Fayette’s voting fight proves costly

What the lawsuit has cost Fayette County

Here’s a month-by-month look at what Fayette spent fighting the voting rights case:

Fayette County Board of Commissioners

October 2011: $10,105.02

November 2011: $ 5,531.71

March 2012: $14,467.81

September 2012: $197,581.59

December 2012: $ 50,464.16

January 2013: $ 5,371.77

December 2014: $137,059.86

June 2015: $36,509.96

July 2015: $27,612.50

Total: $485,559.38*

*This is the latest figure available. It includes $855 paid to Fayette County attorney Dennis Davenport. The remainder of the money was paid to the Atlanta law firm of Strickland Brockington Lewis LLP.

Fayette County Board of Education

The school board has had two law firms. Here’s a breakdown of money that went to each firm.

Payments to Harben, Hartley & Hawkins

August 2011: $1,763.00

October 2011: $3,516.18

November 2011: $4,720.82

August 2013: $ 820.75

January 2014: $ 180.00

February 2014: $8,038.20

April 2014: $3,773.00

May 2014: $2,081.50

July 2014: $9,811.50

Total $34,704.95

Payments to Parks, Chesin & Walbert

May 2014: $172,598.80

July 2014: $ 3,942.83

August 2014: $ 57,611.34

December 2014: $ 36,574.05

March 2015: $ 8,773.50

April 2015: $16,276.03

May 2015: $59,801.37

June 2015: $66,462.20

July 2015: $56,735.81

August 2015: $56,044.33

September 2015: $55,215.91

Total: $590,036.17

NOTE: The Georgia School Board Association Insurance paid $40,000 in February 2014 toward the school board’s defense.

Source: Fayette County

What’s next

The Fayette Board of Commissioners and the NAACP are meeting with a mediator Wednesday to try to resolve disagreement over whether the county should hold elections countywide or use districts. If the effort fails, a court will hold a settlement conference to try to resolve the issue.

The two feuding sides in the Fayette County voting rights case are scheduled to sit down Wednesday with an Atlanta mediator to try to resolve the four-year-old fight over how best to elect county officials.

Fayette officials want at-large voting because they say it allows voters a say in the election of all five commissioners and school board members. They say Fayette’s black population isn’t large enough or geographically compact enough to warrant a mostly black voting district and that efforts to create one has amounted to gerrymandering.

Arguing that district voting is more equitable, the NAACP Legal Defense Fund sued the county in 2011. Two years later, U.S. District Judge Timothy C. Batten ordered the county to end at-large voting and create district voting. The county appealed and an appeals court sent the case back to Batten for trial, which is slated for next month.

A settlement this week would keep the two sides from having to hash it out in a trial next month and could put to rest what has become a divisive, lengthy and costly legal fight. The NAACP’s fee are about $1 million so far, while the school board and county commission have spent a combined $1.1 million.

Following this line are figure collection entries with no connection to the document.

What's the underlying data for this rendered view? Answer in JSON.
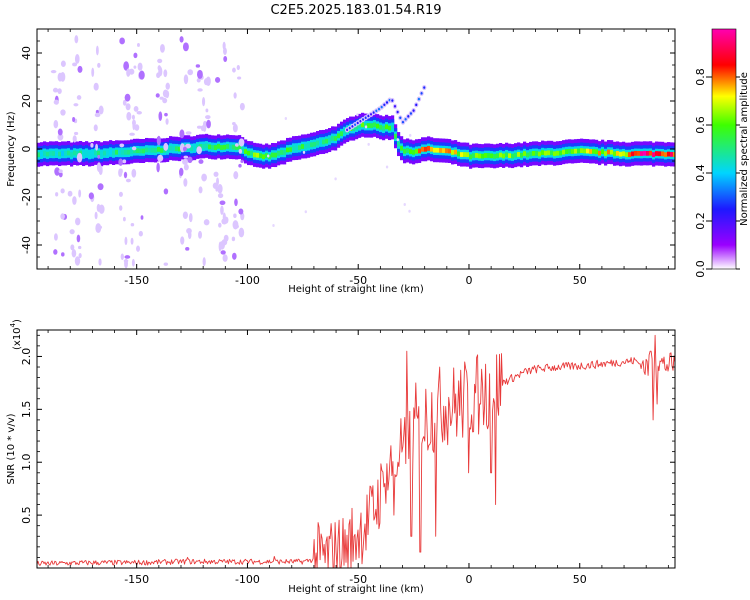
{
  "title": "C2E5.2025.183.01.54.R19",
  "chart_data": [
    {
      "type": "heatmap",
      "xlabel": "Height of straight line (km)",
      "ylabel": "Frequency (Hz)",
      "xlim": [
        -195,
        93
      ],
      "ylim": [
        -50,
        50
      ],
      "x_ticks": [
        -150,
        -100,
        -50,
        0,
        50
      ],
      "y_ticks": [
        -40,
        -20,
        0,
        20,
        40
      ],
      "colorbar": {
        "label": "Normalized spectral amplitude",
        "range": [
          0,
          1
        ],
        "ticks": [
          0.0,
          0.2,
          0.4,
          0.6,
          0.8
        ]
      },
      "ridge": {
        "x": [
          -195,
          -170,
          -150,
          -120,
          -105,
          -97,
          -90,
          -80,
          -70,
          -60,
          -55,
          -50,
          -45,
          -40,
          -35,
          -33,
          -30,
          -25,
          -20,
          -10,
          0,
          10,
          30,
          50,
          70,
          80,
          93
        ],
        "frequency": [
          -2,
          -2,
          -1,
          1,
          1,
          -3,
          -3,
          0,
          2,
          5,
          8,
          10,
          10,
          9,
          9,
          3,
          -1,
          -1,
          0,
          -1,
          -3,
          -3,
          -2,
          -1,
          -2,
          -2,
          -2
        ],
        "amplitude": [
          0.45,
          0.45,
          0.5,
          0.5,
          0.5,
          0.6,
          0.55,
          0.5,
          0.5,
          0.5,
          0.55,
          0.55,
          0.55,
          0.55,
          0.5,
          0.55,
          0.55,
          0.7,
          0.75,
          0.7,
          0.6,
          0.6,
          0.6,
          0.65,
          0.75,
          0.9,
          0.9
        ]
      },
      "branch": {
        "x": [
          -55,
          -45,
          -40,
          -35,
          -30,
          -25,
          -20
        ],
        "frequency": [
          8,
          14,
          17,
          21,
          11,
          16,
          26
        ]
      }
    },
    {
      "type": "line",
      "xlabel": "Height of straight line (km)",
      "ylabel": "SNR (10 * v/v)",
      "y_multiplier": "(x10",
      "y_multiplier_exp": "4",
      "xlim": [
        -195,
        93
      ],
      "ylim": [
        0,
        2.25
      ],
      "x_ticks": [
        -150,
        -100,
        -50,
        0,
        50
      ],
      "y_ticks": [
        0.5,
        1.0,
        1.5,
        2.0
      ],
      "line_color": "#e83a3a",
      "envelope": {
        "x": [
          -195,
          -170,
          -150,
          -130,
          -110,
          -90,
          -75,
          -65,
          -55,
          -50,
          -45,
          -40,
          -35,
          -30,
          -28,
          -25,
          -20,
          -15,
          -10,
          -5,
          0,
          5,
          10,
          15,
          20,
          25,
          30,
          40,
          50,
          60,
          70,
          75,
          78,
          80,
          82,
          85,
          88,
          93
        ],
        "values": [
          0.04,
          0.05,
          0.05,
          0.06,
          0.06,
          0.06,
          0.06,
          0.1,
          0.2,
          0.35,
          0.45,
          0.7,
          0.95,
          1.1,
          1.15,
          1.3,
          1.4,
          1.5,
          1.55,
          1.55,
          1.6,
          1.65,
          1.7,
          1.75,
          1.8,
          1.85,
          1.88,
          1.9,
          1.91,
          1.93,
          1.95,
          1.96,
          1.92,
          1.9,
          1.9,
          1.95,
          1.92,
          1.92
        ]
      },
      "spikes": {
        "x": [
          -127,
          -88,
          -60,
          -52,
          -45,
          -38,
          -34,
          -32,
          -30,
          -28,
          -26,
          -24,
          -22,
          -20,
          -15,
          -10,
          -5,
          0,
          5,
          10,
          12,
          82,
          83,
          84,
          85
        ],
        "values": [
          0.1,
          0.11,
          0.15,
          0.3,
          0.55,
          0.8,
          0.5,
          1.0,
          1.15,
          2.05,
          0.3,
          1.75,
          0.15,
          1.2,
          0.3,
          1.35,
          1.5,
          0.9,
          1.55,
          0.9,
          0.6,
          2.05,
          1.4,
          2.2,
          1.55
        ]
      }
    }
  ]
}
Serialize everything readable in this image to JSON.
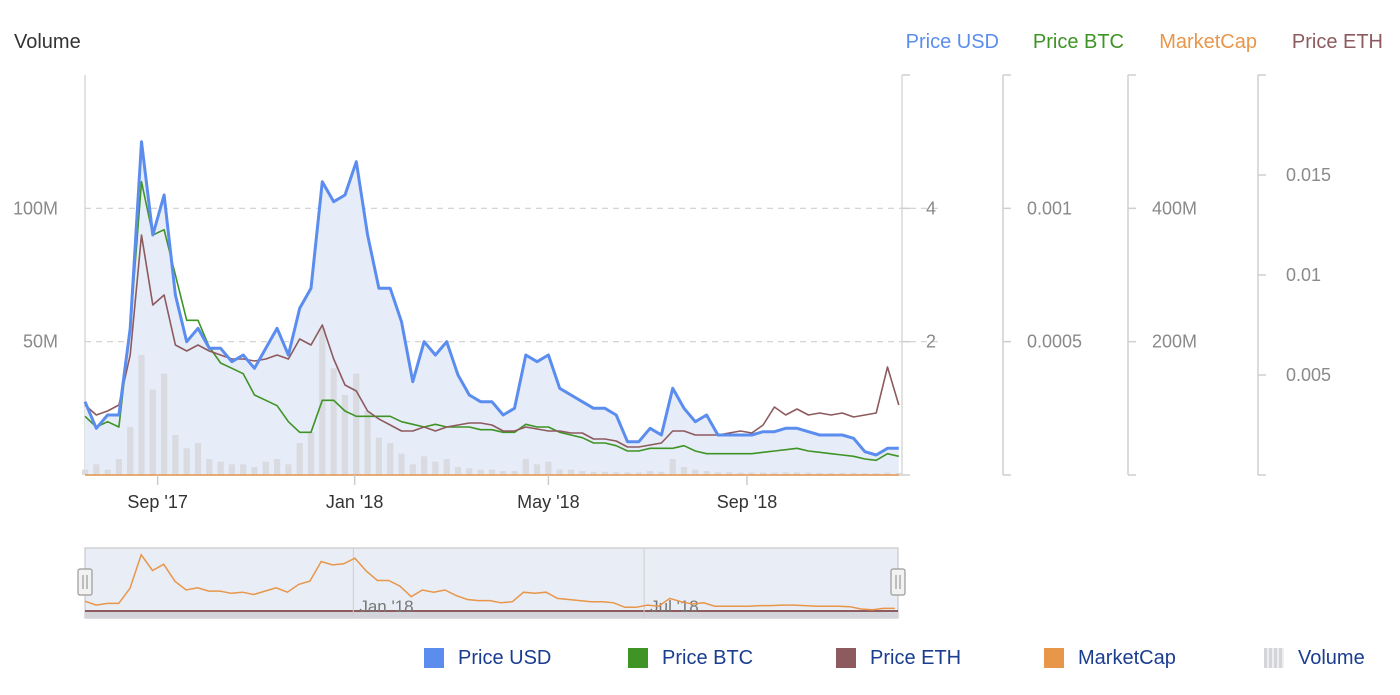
{
  "header": {
    "volume_title": "Volume",
    "axis_titles": [
      {
        "key": "usd",
        "label": "Price USD",
        "color": "#5b8def"
      },
      {
        "key": "btc",
        "label": "Price BTC",
        "color": "#3f9426"
      },
      {
        "key": "mcap",
        "label": "MarketCap",
        "color": "#e8964a"
      },
      {
        "key": "eth",
        "label": "Price ETH",
        "color": "#8d5a5e"
      }
    ]
  },
  "legend": [
    {
      "label": "Price USD",
      "color": "#5b8def"
    },
    {
      "label": "Price BTC",
      "color": "#3f9426"
    },
    {
      "label": "Price ETH",
      "color": "#8d5a5e"
    },
    {
      "label": "MarketCap",
      "color": "#e8964a"
    },
    {
      "label": "Volume",
      "color": "#d7d9de"
    }
  ],
  "chart_data": {
    "type": "line",
    "title": "",
    "x_ticks": [
      "Sep '17",
      "Jan '18",
      "May '18",
      "Sep '18"
    ],
    "x_ticks_at": [
      "2017-09-01",
      "2018-01-01",
      "2018-05-01",
      "2018-09-01"
    ],
    "x_range": [
      "2017-07-18",
      "2018-12-06"
    ],
    "grid": true,
    "legend_position": "bottom",
    "axes": {
      "volume": {
        "ticks": [
          "50M",
          "100M"
        ],
        "tick_values": [
          50000000,
          100000000
        ],
        "range": [
          0,
          150000000
        ]
      },
      "usd": {
        "ticks": [
          "2",
          "4"
        ],
        "tick_values": [
          2,
          4
        ],
        "range": [
          0,
          6
        ]
      },
      "btc": {
        "ticks": [
          "0.0005",
          "0.001"
        ],
        "tick_values": [
          0.0005,
          0.001
        ],
        "range": [
          0,
          0.0015
        ]
      },
      "mcap": {
        "ticks": [
          "200M",
          "400M"
        ],
        "tick_values": [
          200000000,
          400000000
        ],
        "range": [
          0,
          600000000
        ]
      },
      "eth": {
        "ticks": [
          "0.005",
          "0.01",
          "0.015"
        ],
        "tick_values": [
          0.005,
          0.01,
          0.015
        ],
        "range": [
          0,
          0.02
        ]
      }
    },
    "dates": [
      "2017-07-18",
      "2017-07-25",
      "2017-08-01",
      "2017-08-08",
      "2017-08-15",
      "2017-08-22",
      "2017-08-29",
      "2017-09-05",
      "2017-09-12",
      "2017-09-19",
      "2017-09-26",
      "2017-10-03",
      "2017-10-10",
      "2017-10-17",
      "2017-10-24",
      "2017-10-31",
      "2017-11-07",
      "2017-11-14",
      "2017-11-21",
      "2017-11-28",
      "2017-12-05",
      "2017-12-12",
      "2017-12-19",
      "2017-12-26",
      "2018-01-02",
      "2018-01-09",
      "2018-01-16",
      "2018-01-23",
      "2018-01-30",
      "2018-02-06",
      "2018-02-13",
      "2018-02-20",
      "2018-02-27",
      "2018-03-06",
      "2018-03-13",
      "2018-03-20",
      "2018-03-27",
      "2018-04-03",
      "2018-04-10",
      "2018-04-17",
      "2018-04-24",
      "2018-05-01",
      "2018-05-08",
      "2018-05-15",
      "2018-05-22",
      "2018-05-29",
      "2018-06-05",
      "2018-06-12",
      "2018-06-19",
      "2018-06-26",
      "2018-07-03",
      "2018-07-10",
      "2018-07-17",
      "2018-07-24",
      "2018-07-31",
      "2018-08-07",
      "2018-08-14",
      "2018-08-21",
      "2018-08-28",
      "2018-09-04",
      "2018-09-11",
      "2018-09-18",
      "2018-09-25",
      "2018-10-02",
      "2018-10-09",
      "2018-10-16",
      "2018-10-23",
      "2018-10-30",
      "2018-11-06",
      "2018-11-13",
      "2018-11-20",
      "2018-11-27",
      "2018-12-04"
    ],
    "series": [
      {
        "name": "Price USD",
        "axis": "usd",
        "color": "#5b8def",
        "width": 3.0,
        "values": [
          1.1,
          0.7,
          0.9,
          0.9,
          2.2,
          5.0,
          3.6,
          4.2,
          2.7,
          2.0,
          2.2,
          1.9,
          1.9,
          1.7,
          1.8,
          1.6,
          1.9,
          2.2,
          1.8,
          2.5,
          2.8,
          4.4,
          4.1,
          4.2,
          4.7,
          3.6,
          2.8,
          2.8,
          2.3,
          1.4,
          2.0,
          1.8,
          2.0,
          1.5,
          1.2,
          1.1,
          1.1,
          0.9,
          1.0,
          1.8,
          1.7,
          1.8,
          1.3,
          1.2,
          1.1,
          1.0,
          1.0,
          0.9,
          0.5,
          0.5,
          0.7,
          0.6,
          1.3,
          1.0,
          0.8,
          0.9,
          0.6,
          0.6,
          0.6,
          0.6,
          0.65,
          0.65,
          0.7,
          0.7,
          0.65,
          0.6,
          0.6,
          0.6,
          0.55,
          0.35,
          0.3,
          0.4,
          0.4
        ]
      },
      {
        "name": "MarketCap",
        "axis": "mcap",
        "color": "#e8964a",
        "width": 1.6,
        "values": [
          46,
          32,
          38,
          38,
          92,
          212,
          156,
          178,
          117,
          86,
          94,
          82,
          82,
          74,
          78,
          70,
          82,
          94,
          78,
          106,
          118,
          188,
          176,
          180,
          200,
          154,
          120,
          120,
          100,
          62,
          86,
          78,
          86,
          66,
          52,
          48,
          48,
          40,
          44,
          78,
          74,
          78,
          56,
          52,
          48,
          44,
          44,
          40,
          24,
          24,
          32,
          28,
          56,
          44,
          36,
          40,
          28,
          28,
          28,
          28,
          30,
          30,
          32,
          32,
          30,
          28,
          28,
          28,
          26,
          18,
          15,
          20,
          20
        ]
      },
      {
        "name": "Price BTC",
        "axis": "btc",
        "color": "#3f9426",
        "width": 1.6,
        "values": [
          0.00022,
          0.00018,
          0.0002,
          0.00018,
          0.00055,
          0.0011,
          0.0009,
          0.00092,
          0.00075,
          0.00058,
          0.00058,
          0.00048,
          0.00042,
          0.0004,
          0.00038,
          0.0003,
          0.00028,
          0.00026,
          0.0002,
          0.00016,
          0.00016,
          0.00028,
          0.00028,
          0.00024,
          0.00022,
          0.00022,
          0.00022,
          0.00022,
          0.0002,
          0.00019,
          0.00018,
          0.00019,
          0.00018,
          0.00018,
          0.00018,
          0.00017,
          0.00017,
          0.00016,
          0.00016,
          0.00019,
          0.00018,
          0.00018,
          0.00016,
          0.00015,
          0.00014,
          0.00012,
          0.00012,
          0.00011,
          9e-05,
          9e-05,
          0.0001,
          0.0001,
          0.0001,
          0.00011,
          9e-05,
          8e-05,
          8e-05,
          8e-05,
          8e-05,
          8e-05,
          8.5e-05,
          9e-05,
          9.5e-05,
          0.0001,
          9e-05,
          8.5e-05,
          8e-05,
          7.5e-05,
          7e-05,
          6e-05,
          5.5e-05,
          8e-05,
          7e-05
        ]
      },
      {
        "name": "Price ETH",
        "axis": "eth",
        "color": "#8d5a5e",
        "width": 1.6,
        "values": [
          0.0035,
          0.003,
          0.0032,
          0.0035,
          0.006,
          0.012,
          0.0085,
          0.009,
          0.0065,
          0.0062,
          0.0065,
          0.0062,
          0.006,
          0.0058,
          0.0058,
          0.0057,
          0.0058,
          0.006,
          0.0058,
          0.0068,
          0.0065,
          0.0075,
          0.0058,
          0.0045,
          0.0042,
          0.0032,
          0.0028,
          0.0025,
          0.0022,
          0.0022,
          0.0024,
          0.0022,
          0.0024,
          0.0025,
          0.0026,
          0.0026,
          0.0025,
          0.0022,
          0.0022,
          0.0024,
          0.0023,
          0.0022,
          0.0022,
          0.0021,
          0.0021,
          0.0018,
          0.0018,
          0.0017,
          0.0014,
          0.0014,
          0.0015,
          0.0016,
          0.0022,
          0.0022,
          0.002,
          0.002,
          0.002,
          0.0021,
          0.0022,
          0.0021,
          0.0025,
          0.0034,
          0.003,
          0.0033,
          0.003,
          0.0031,
          0.003,
          0.0031,
          0.0029,
          0.003,
          0.0031,
          0.0054,
          0.0035
        ]
      },
      {
        "name": "Volume",
        "axis": "volume",
        "color": "#d7d9de",
        "type": "column",
        "values": [
          2000000,
          4000000,
          2000000,
          6000000,
          18000000,
          45000000,
          32000000,
          38000000,
          15000000,
          10000000,
          12000000,
          6000000,
          5000000,
          4000000,
          4000000,
          3000000,
          5000000,
          6000000,
          4000000,
          12000000,
          16000000,
          55000000,
          40000000,
          30000000,
          38000000,
          24000000,
          14000000,
          12000000,
          8000000,
          4000000,
          7000000,
          5000000,
          6000000,
          3000000,
          2500000,
          2000000,
          2000000,
          1500000,
          1500000,
          6000000,
          4000000,
          5000000,
          2000000,
          2000000,
          1500000,
          1200000,
          1200000,
          1000000,
          1000000,
          900000,
          1500000,
          1200000,
          6000000,
          3000000,
          2000000,
          1500000,
          1000000,
          1000000,
          900000,
          900000,
          900000,
          900000,
          1000000,
          1000000,
          900000,
          800000,
          800000,
          800000,
          800000,
          700000,
          700000,
          900000,
          800000
        ]
      }
    ],
    "area": {
      "axis": "usd",
      "source": "Price USD",
      "color": "#e6ecf8"
    },
    "navigator": {
      "ticks": [
        "Jan '18",
        "Jul '18"
      ],
      "ticks_at": [
        "2018-01-01",
        "2018-07-01"
      ],
      "series": "MarketCap"
    }
  }
}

The school board has paid a total of $624,741.12 so far to two different law firms. Atlanta law firm Parks, Chesin & Walbert has received the lion’s share — $590,036.17. Gainesville law firm Harben, Hartley & Hawkins received $34,704.95.

To date, county commissioners have paid $484,704.38 to the Atlanta law firm of Stickland Brockington Lewis.

“This could have gone to employee raises, hiring more people and enhancing the county’s benefits or retirement programs,” said State Rep. Virgil Fludd, a Tyrone resident. “It could have gone to senior services or road improvements. It’s hard to understand why people are hellbent and determined (to fight this case).”

Fludd says the fighting continues because of a “loud minority” that wants the case to go to trial and county officials want to be able to say they took the fight as far as they could.

“That’s not leadership,” Fludd said.

The documents show that the county’s fight to hold on to its nearly 200-year-old voting practice escalated dramatically after Batten’s 2013 ruling.

Rapson noted that the county’s budget is in good shape despite the ongoing legal fight.

“Our revenues compared to expenditures are balanced right now,” Rapson said. “Revenues are exceeding expenditures.”